Domaine de recherche : Microbiologie

Sujet de recherche actuel : Structure et fonctions des nano-machines bactériennes

Des poissons zèbres aux atomes qui composent les bactéries, il y a tout un monde. Et pourtant ces deux sujets ont au moins un point commun : Esther Marza. Cette chercheuse du laboratoire de Microbiologie Fondamentale et Pathogénicité est passionnée par l’infiniment petit.
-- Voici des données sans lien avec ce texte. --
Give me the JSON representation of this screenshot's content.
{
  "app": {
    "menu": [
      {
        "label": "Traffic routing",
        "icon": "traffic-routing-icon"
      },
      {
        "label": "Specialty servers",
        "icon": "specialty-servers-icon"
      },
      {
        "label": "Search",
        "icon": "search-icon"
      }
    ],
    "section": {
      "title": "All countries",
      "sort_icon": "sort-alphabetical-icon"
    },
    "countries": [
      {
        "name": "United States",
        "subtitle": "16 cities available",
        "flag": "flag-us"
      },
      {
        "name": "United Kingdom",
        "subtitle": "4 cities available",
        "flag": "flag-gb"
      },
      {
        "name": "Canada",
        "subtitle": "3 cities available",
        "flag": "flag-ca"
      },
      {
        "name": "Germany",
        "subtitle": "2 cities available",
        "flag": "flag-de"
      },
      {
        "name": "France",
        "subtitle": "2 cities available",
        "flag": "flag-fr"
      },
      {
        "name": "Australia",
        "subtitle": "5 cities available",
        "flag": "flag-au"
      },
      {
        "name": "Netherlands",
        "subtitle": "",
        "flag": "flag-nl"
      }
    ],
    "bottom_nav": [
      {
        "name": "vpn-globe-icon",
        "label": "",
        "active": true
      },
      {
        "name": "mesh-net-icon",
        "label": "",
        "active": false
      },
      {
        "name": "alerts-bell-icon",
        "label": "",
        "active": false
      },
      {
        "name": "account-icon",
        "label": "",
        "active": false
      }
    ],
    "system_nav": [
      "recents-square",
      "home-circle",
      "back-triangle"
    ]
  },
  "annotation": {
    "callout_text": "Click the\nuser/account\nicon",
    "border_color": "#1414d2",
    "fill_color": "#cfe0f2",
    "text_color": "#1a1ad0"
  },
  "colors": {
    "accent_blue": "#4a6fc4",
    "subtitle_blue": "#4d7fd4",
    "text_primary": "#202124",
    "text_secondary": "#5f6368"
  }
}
Revenons sur son parcours qui l’a amenée à travailler à l’Institut Européen de Chimie et de Biologie.

Qu’est-ce qui vous a amené à faire de la recherche ?
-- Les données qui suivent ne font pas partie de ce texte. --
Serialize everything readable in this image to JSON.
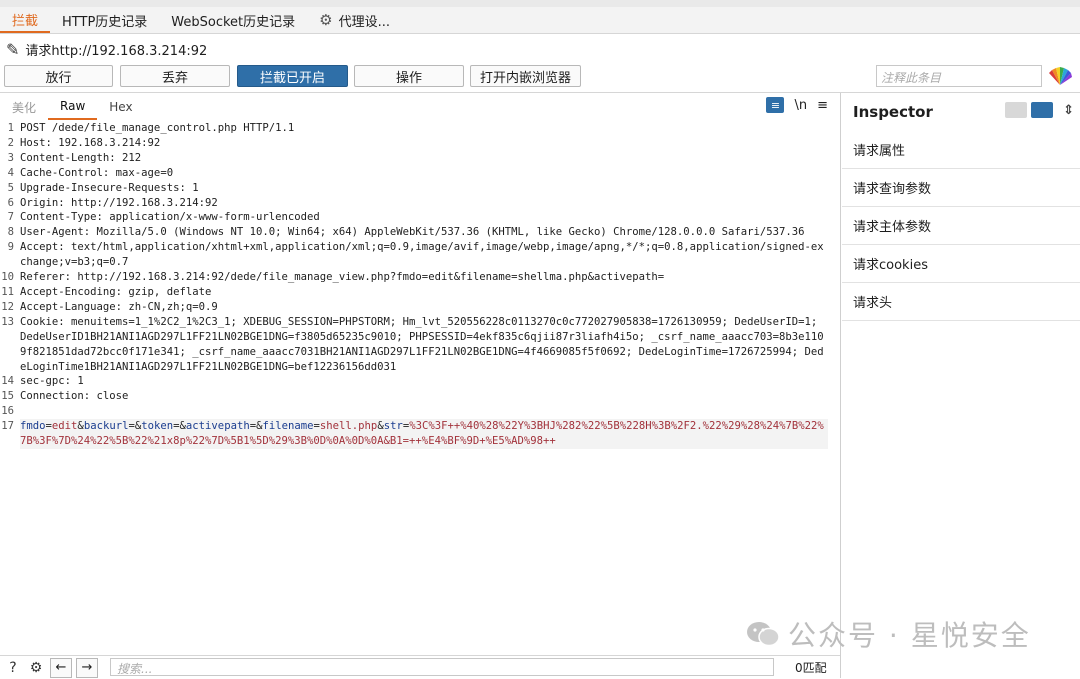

Je dirais que c’est un peu le hasard et la nécessité ! Je m’explique. Le hasard car c’est d’abord vers le monde de la santé que je me dirigeais. J’avais envie de devenir médecin pour Médecins Sans Frontières pour venir en aide aux autres. Mais j’ai échoué au concours de première année de médecine. Après cet échec, j’ai su rebondir en intégrant une licence de biochimie ici à Bordeaux.

Ensuite, la nécessité car j’avais envie de comprendre comment le monde fonctionne. Cette curiosité m’a petit à petit amenée vers l’infiniment petit afin de comprendre les rouages de la vie. J’ai d’abord travaillé sur les lipides des poissons-zèbres pendant ma thèse puis sur les nématodes en contrat post-doctoral. Je suis donc passée des poissons mesurant quelques centimètres aux vers microscopiques mais ma quête de l’infiniment petit ne s’est pas arrêtée là. En 2013, j’ai plongé vers l’échelle atomique en étudiant l’entrée des virus dans les cellules humaines à l’Institut Pasteur. Aujourd’hui en poste au laboratoire Microbiologie Fondamentale et Pathogénicité à Pessac, je travaille toujours sur les micro-organismes afin de saisir le fonctionnement de leurs machineries moléculaires, en parallèle de mon rôle de maître de conférences en microbiologie à l’université de Bordeaux. J’ai en moi cette envie de transmettre et c’est pour cela que je trouve fantastique que vous m’ayez contactée pour ce portrait !

Quel est le lien entre votre recherche actuelle et la thématique de l’Invisible ?

Avec mon équipe, nous travaillons sur les bactéries qui sont des micro-organismes invisibles à l’œil nu. Ce qui nous intéresse particulièrement chez ces bactéries est ce que l’on appelle les nano-machines. Ce sont des protéines assemblées entre elles qui forment de gros complexes protéiques à la manière de Lego®. Notre but est donc de décortiquer ces complexes afin de comprendre le rôle de chaque pièce et de voir comment elles interagissent entre elles. Les bactéries pouvant être des organismes pathogènes, nous cherchons aussi à mieux les comprendre pour éventuellement nous défendre contre elles. 

Quel objet issu de votre quotidien représente pour vous le mieux le lien avec votre recherche ?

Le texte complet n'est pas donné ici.